When the pings return back to the ship from their very quick trip to the ocean floor, the sonar measures (or “listens”) to how long it takes for them to return, and how strong their signals are. To do this accurately, there are over 100 arrays of receivers in the sonar on the bottom of the ship, each carefully calibrated to listen carefully to each echo of a new ping. The pings coming back carry with them two bits of important information: how long they take (known as the “Two-Way Travel Time”) and the strength of the signal. The time it takes for the ping to return depends on how far it needs to travel (of course!) and how fast sound is traveling in the water.Now, how exactly does sonar work? The sonar unit emits sound, actually given the descriptive term of “ping.” This ping can be at either the low or high frequency described above. After the ping is emitted the sonar unit “listens” for it to come back. Sonar, therefore, has two essential components: the first one that emits the ping, and the second one that listens for it coming back from the seafloor. This is because when sound hits a surface, some of it is absorbed while the rest bounces back. (If you have many large walls around you, you can hear almost all of your sound coming back at you, this is the echo you hear.) The denser, and flatter the surface, the more of the sound that bounces back.

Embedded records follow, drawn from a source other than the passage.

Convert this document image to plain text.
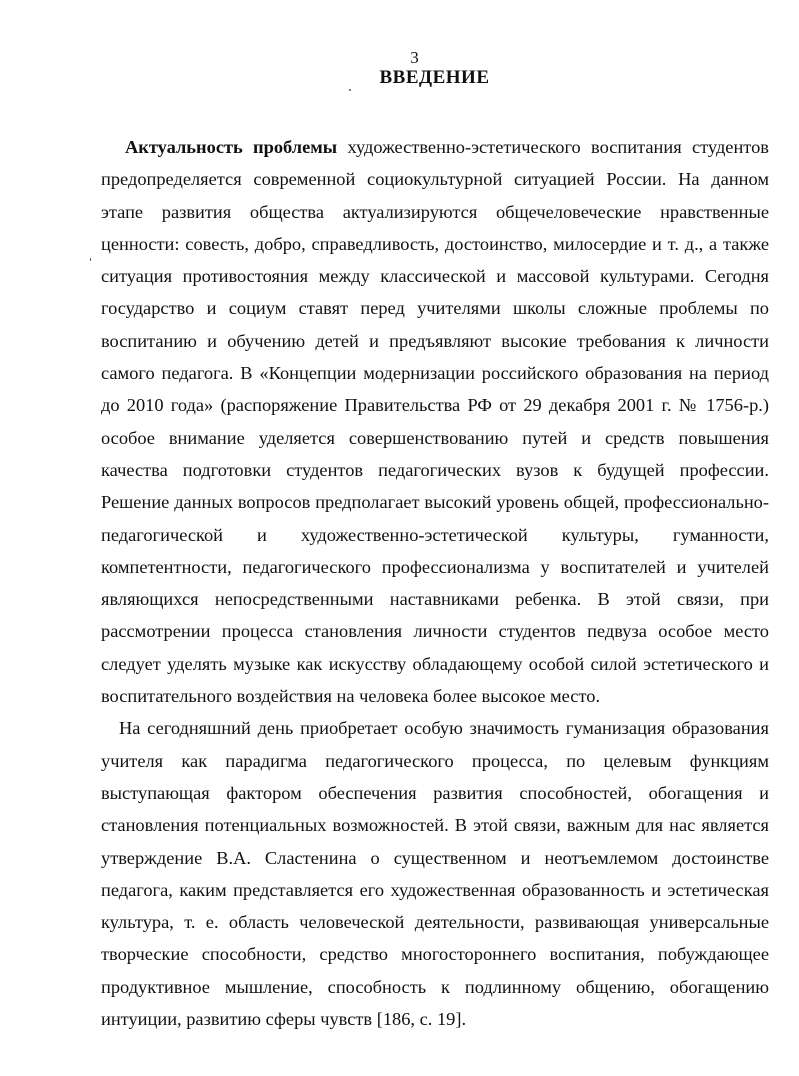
3
ВВЕДЕНИЕ

Актуальность проблемы художественно-эстетического воспитания студентов предопределяется современной социокультурной ситуацией России. На данном этапе развития общества актуализируются общечеловеческие нравственные ценности: совесть, добро, справедливость, достоинство, милосердие и т. д., а также ситуация противостояния между классической и массовой культурами. Сегодня государство и социум ставят перед учителями школы сложные проблемы по воспитанию и обучению детей и предъявляют высокие требования к личности самого педагога. В «Концепции модернизации российского образования на период до 2010 года» (распоряжение Правительства РФ от 29 декабря 2001 г. № 1756-р.) особое внимание уделяется совершенствованию путей и средств повышения качества подготовки студентов педагогических вузов к будущей профессии. Решение данных вопросов предполагает высокий уровень общей, профессионально-педагогической и художественно-эстетической культуры, гуманности, компетентности, педагогического профессионализма у воспитателей и учителей являющихся непосредственными наставниками ребенка. В этой связи, при рассмотрении процесса становления личности студентов педвуза особое место следует уделять музыке как искусству обладающему особой силой эстетического и воспитательного воздействия на человека более высокое место.

На сегодняшний день приобретает особую значимость гуманизация образования учителя как парадигма педагогического процесса, по целевым функциям выступающая фактором обеспечения развития способностей, обогащения и становления потенциальных возможностей. В этой связи, важным для нас является утверждение В.А. Сластенина о существенном и неотъемлемом достоинстве педагога, каким представляется его художественная образованность и эстетическая культура, т. е. область человеческой деятельности, развивающая универсальные творческие способности, средство многостороннего воспитания, побуждающее продуктивное мышление, способность к подлинному общению, обогащению интуиции, развитию сферы чувств [186, с. 19].
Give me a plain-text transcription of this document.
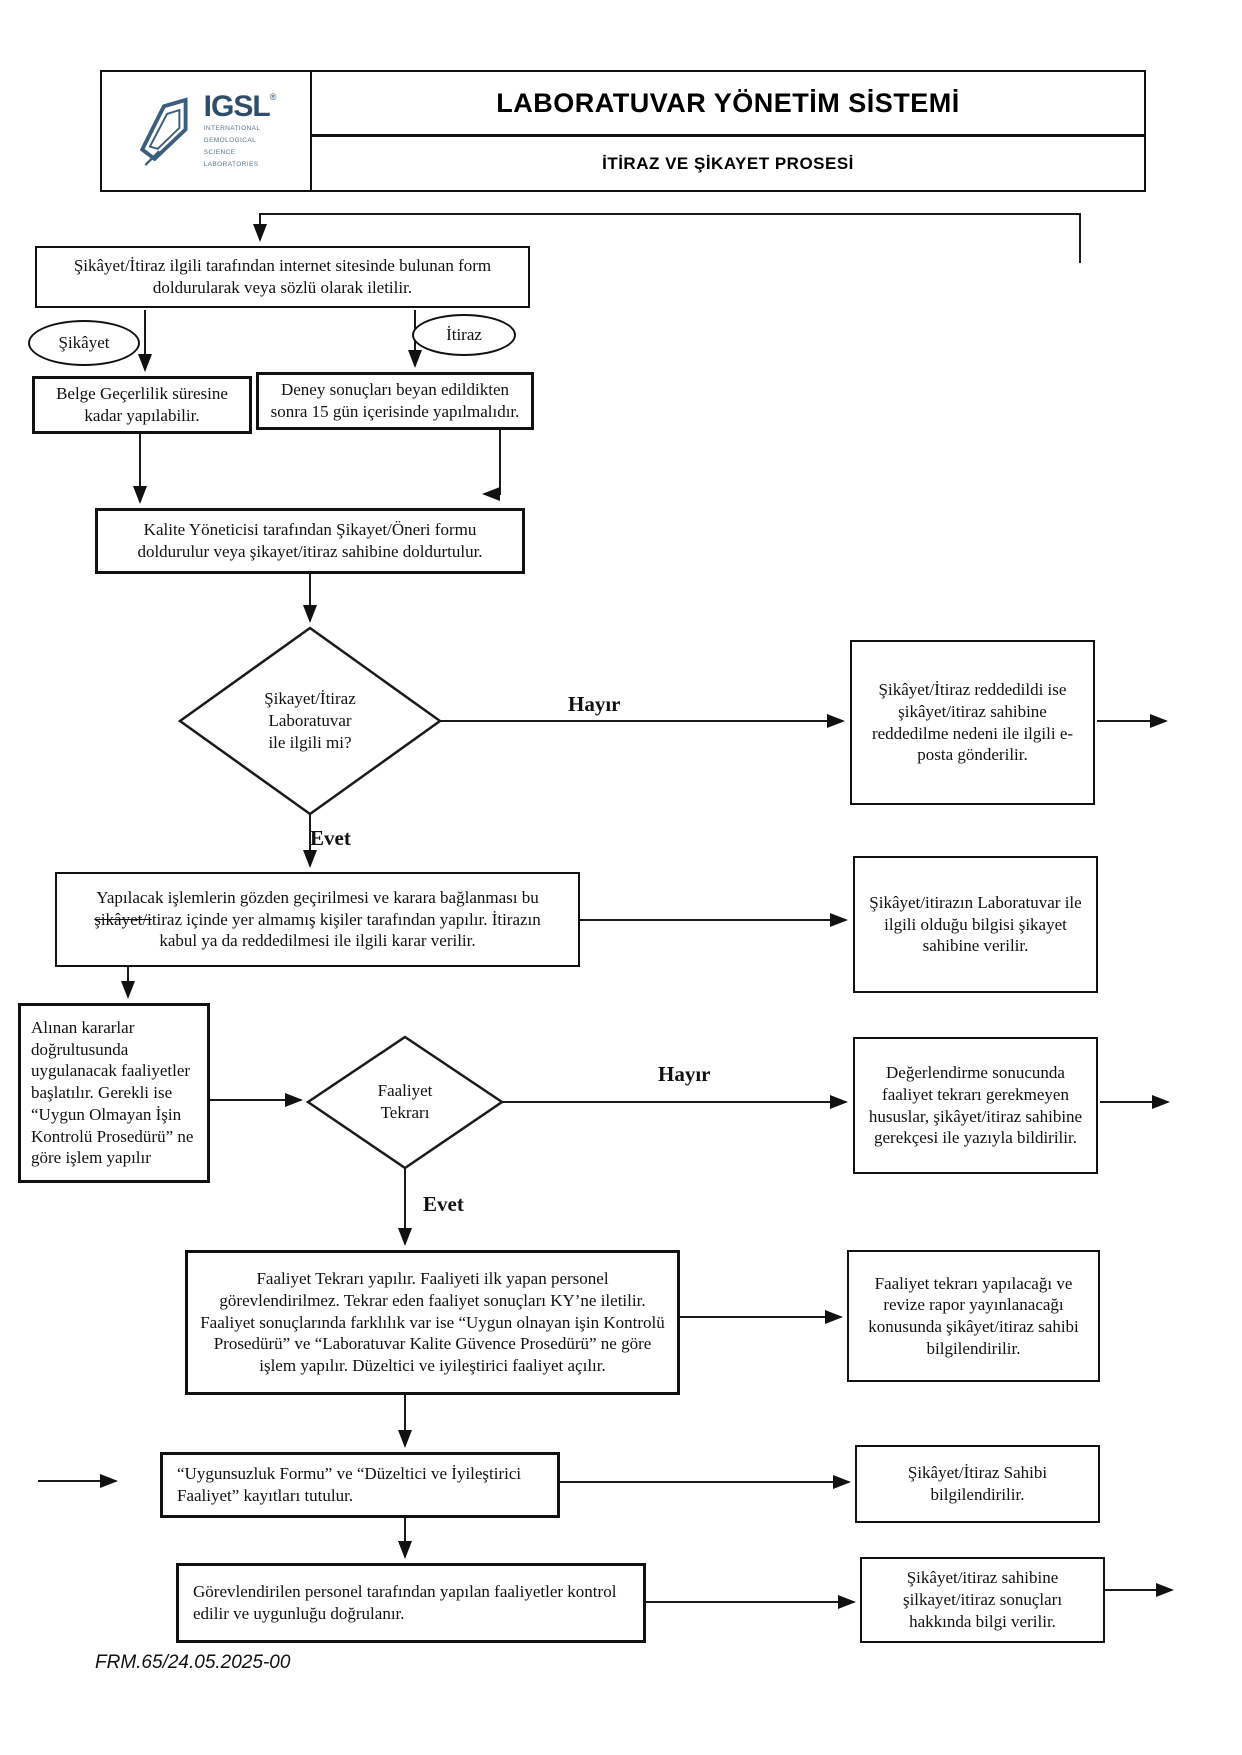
IGSL ®
INTERNATIONAL
GEMOLOGICAL
SCIENCE
LABORATORIES
LABORATUVAR YÖNETİM SİSTEMİ
İTİRAZ VE ŞİKAYET PROSESİ
Şikâyet/İtiraz ilgili tarafından internet sitesinde bulunan form doldurularak veya sözlü olarak iletilir.
Şikâyet	İtiraz
Belge Geçerlilik süresine kadar yapılabilir.
Deney sonuçları beyan edildikten sonra 15 gün içerisinde yapılmalıdır.
Kalite Yöneticisi tarafından Şikayet/Öneri formu doldurulur veya şikayet/itiraz sahibine doldurtulur.
Şikayet/İtiraz
Laboratuvar
ile ilgili mi?
Hayır
Evet
Şikâyet/İtiraz reddedildi ise şikâyet/itiraz sahibine reddedilme nedeni ile ilgili e-posta gönderilir.
Yapılacak işlemlerin gözden geçirilmesi ve karara bağlanması bu
şikâyet/itiraz içinde yer almamış kişiler tarafından yapılır. İtirazın
kabul ya da reddedilmesi ile ilgili karar verilir.
Şikâyet/itirazın Laboratuvar ile ilgili olduğu bilgisi şikayet sahibine verilir.
Alınan kararlar doğrultusunda uygulanacak faaliyetler başlatılır. Gerekli ise “Uygun Olmayan İşin Kontrolü Prosedürü” ne göre işlem yapılır
Faaliyet
Tekrarı
Hayır
Evet
Değerlendirme sonucunda faaliyet tekrarı gerekmeyen hususlar, şikâyet/itiraz sahibine gerekçesi ile yazıyla bildirilir.
Faaliyet Tekrarı yapılır. Faaliyeti ilk yapan personel görevlendirilmez. Tekrar eden faaliyet sonuçları KY’ne iletilir. Faaliyet sonuçlarında farklılık var ise “Uygun olnayan işin Kontrolü Prosedürü” ve “Laboratuvar Kalite Güvence Prosedürü” ne göre işlem yapılır. Düzeltici ve iyileştirici faaliyet açılır.
Faaliyet tekrarı yapılacağı ve revize rapor yayınlanacağı konusunda şikâyet/itiraz sahibi bilgilendirilir.
“Uygunsuzluk Formu” ve “Düzeltici ve İyileştirici Faaliyet” kayıtları tutulur.
Şikâyet/İtiraz Sahibi bilgilendirilir.
Görevlendirilen personel tarafından yapılan faaliyetler kontrol edilir ve uygunluğu doğrulanır.
Şikâyet/itiraz sahibine şilkayet/itiraz sonuçları hakkında bilgi verilir.
FRM.65/24.05.2025-00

Adding a bit of complexity to this process, the speed of sound is not immutable like the speed of light. In water, it depends on the temperature of the water, its salinity, and depth (all of them affecting the density of water), so careful and constant measurements need to be taken regularly. A large array of devices, collectively known as CTD, are routinely lowered from the main ship into the water. Armed with this information, and by carefully measuring the time it took for the ping to complete its travel, we can know how far each ping had to go. If you do this many times over, you have something called “bathymetry,” a picture of the seafloor.

Putting together shallow and deep water mapping, we soon end up with a seafloor that has been completely painted, full of colors representing depths. An accurate map is essential as a base layer upon which other information can be overlaid, such as bottom cover type – coral, rocks, sand, etc. Mapping, combined with bottom characterization allows us to monitor long-term trends and changes in the marine habitat. This long-term observation is an essential tool for management of the resources. It can serve as one of the indicators for the effectiveness of the conservation efforts, allowing us to make “sound” management decisions.